Sucedió y sí, sucedió en la plaza mayor entre los punkos jirones: la tarde asquerosa. Calor y humo de palidecer venenoso. Lo escrito sobre un fuentón enlozado, por si se pierde o, mejor, se borra adrede, ya no sé. Se trata de ajustar el amable instrumento del escribir. De darle –hosco- una cierta libertad de desplazamiento.
Escribir, sutil, como si no. (Anotando, recitando: olvidando, casi.) Y en mis manos, en mis dedos manchados de furioso alquitrán, su mano pequeña extraviada; solemne –ahora- por esa ecuación demoledora de las perspectivas. Ojos como perlas antiguas amonedándose; escafandras azules a la vera del camino.

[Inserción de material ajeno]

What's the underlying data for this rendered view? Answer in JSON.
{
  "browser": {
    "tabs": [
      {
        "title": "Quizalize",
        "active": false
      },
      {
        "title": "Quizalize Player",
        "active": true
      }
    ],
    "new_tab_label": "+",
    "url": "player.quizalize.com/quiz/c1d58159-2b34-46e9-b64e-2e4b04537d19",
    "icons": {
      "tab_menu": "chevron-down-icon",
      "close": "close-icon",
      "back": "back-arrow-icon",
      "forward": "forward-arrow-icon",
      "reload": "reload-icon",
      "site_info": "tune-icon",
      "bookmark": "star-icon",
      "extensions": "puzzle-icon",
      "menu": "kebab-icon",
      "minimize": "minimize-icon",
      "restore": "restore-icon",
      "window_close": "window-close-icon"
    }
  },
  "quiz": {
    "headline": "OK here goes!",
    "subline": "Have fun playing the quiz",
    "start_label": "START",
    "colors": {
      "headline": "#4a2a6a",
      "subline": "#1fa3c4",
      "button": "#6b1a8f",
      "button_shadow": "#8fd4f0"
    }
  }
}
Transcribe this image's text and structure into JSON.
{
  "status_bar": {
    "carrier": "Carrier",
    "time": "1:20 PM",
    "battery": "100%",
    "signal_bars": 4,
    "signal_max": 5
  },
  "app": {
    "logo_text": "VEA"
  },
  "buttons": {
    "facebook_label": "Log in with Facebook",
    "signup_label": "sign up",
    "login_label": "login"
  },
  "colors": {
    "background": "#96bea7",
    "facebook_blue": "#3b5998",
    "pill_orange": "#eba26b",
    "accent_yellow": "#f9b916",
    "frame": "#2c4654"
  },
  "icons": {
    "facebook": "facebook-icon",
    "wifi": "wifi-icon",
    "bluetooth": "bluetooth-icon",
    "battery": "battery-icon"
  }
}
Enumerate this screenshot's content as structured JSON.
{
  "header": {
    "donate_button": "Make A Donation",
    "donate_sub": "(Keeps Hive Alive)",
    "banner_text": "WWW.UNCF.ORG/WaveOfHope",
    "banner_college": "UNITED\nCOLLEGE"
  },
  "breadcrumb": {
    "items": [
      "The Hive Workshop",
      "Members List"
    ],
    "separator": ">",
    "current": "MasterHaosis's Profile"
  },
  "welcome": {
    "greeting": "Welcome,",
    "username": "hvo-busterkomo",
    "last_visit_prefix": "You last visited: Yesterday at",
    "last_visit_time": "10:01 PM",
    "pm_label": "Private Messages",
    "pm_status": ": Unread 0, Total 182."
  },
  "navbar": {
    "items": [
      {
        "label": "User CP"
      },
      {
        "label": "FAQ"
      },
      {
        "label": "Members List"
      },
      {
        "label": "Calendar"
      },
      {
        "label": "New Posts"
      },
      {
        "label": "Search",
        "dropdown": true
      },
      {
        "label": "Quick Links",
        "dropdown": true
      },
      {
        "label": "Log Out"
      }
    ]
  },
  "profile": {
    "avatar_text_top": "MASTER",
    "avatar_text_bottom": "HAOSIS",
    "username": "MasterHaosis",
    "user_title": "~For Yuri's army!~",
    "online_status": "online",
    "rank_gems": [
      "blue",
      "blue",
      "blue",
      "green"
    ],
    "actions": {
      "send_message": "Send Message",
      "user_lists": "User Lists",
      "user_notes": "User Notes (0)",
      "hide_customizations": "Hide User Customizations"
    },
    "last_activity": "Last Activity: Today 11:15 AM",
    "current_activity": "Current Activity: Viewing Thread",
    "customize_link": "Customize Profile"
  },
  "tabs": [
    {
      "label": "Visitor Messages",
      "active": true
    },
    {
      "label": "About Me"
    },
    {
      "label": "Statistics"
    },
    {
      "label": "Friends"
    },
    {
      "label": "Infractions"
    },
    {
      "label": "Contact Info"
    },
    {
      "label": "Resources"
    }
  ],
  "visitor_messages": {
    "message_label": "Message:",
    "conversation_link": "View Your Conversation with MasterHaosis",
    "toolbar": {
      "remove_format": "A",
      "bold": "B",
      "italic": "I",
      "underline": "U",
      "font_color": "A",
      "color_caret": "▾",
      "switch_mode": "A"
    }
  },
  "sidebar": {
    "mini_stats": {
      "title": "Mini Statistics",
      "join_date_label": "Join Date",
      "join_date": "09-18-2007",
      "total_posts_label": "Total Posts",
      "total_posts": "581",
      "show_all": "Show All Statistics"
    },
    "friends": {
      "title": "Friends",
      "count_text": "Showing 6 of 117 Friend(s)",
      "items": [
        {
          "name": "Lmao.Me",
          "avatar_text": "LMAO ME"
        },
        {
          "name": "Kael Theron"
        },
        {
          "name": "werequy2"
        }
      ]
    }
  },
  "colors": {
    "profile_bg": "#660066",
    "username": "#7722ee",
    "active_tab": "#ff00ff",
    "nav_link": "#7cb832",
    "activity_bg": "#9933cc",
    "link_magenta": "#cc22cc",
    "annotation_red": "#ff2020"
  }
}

Ésas imágenes de un recuerdo turbio, aún intactas e imperecederas: pochoclero, barbudo caimán de violencias. Girando el cigarrillo, por ejemplo, como una emanación de confianza, un estallido real sin atributos ni consecuencias directas. Y en espera: un mundo por delante, un desierto amarillo.
Son sus hijos, pensé, y huí fulgente por la ranura… Preciso: el corte. Otra vez incluso (si) la brevedad, habitual desespero, tiende a compaginar.
Ir frase por. Construirla como se pueda –contundente. Saqueada la voz, arenosa, y en los bolsillos siempre una botella vacía color esmeralda. La vida breve, la vida entera en un hormigueante y fugaz minuto. Me callo.
Un golpecito enigmático en el fondo del placard que creíamos vacío. Calle arriba en el desorden único, abismal; y sobre los árboles, sobre los eternos jardines, pájaros brillantes de humo. ¡Infancias! Caminando como un poseso, mis pies destruidos (ardiendo). Adjetivación poderosa; isla flotante…
Sobre el terraplén pasaron –en escala menor- dos bicipolicías tuertos, su fantasmal estela explayándose. Noches de vómitos en solitario, herido de muerte sobre el ridículo tobogán de bronce. ¡Arriba! ¡Abajo! Desde mi mangrullo, mi mangrullo senil, observo unas parcas señales de humo. Andrea con sus hijos: noviembre doce; zapatillas sobre la tierra caliente.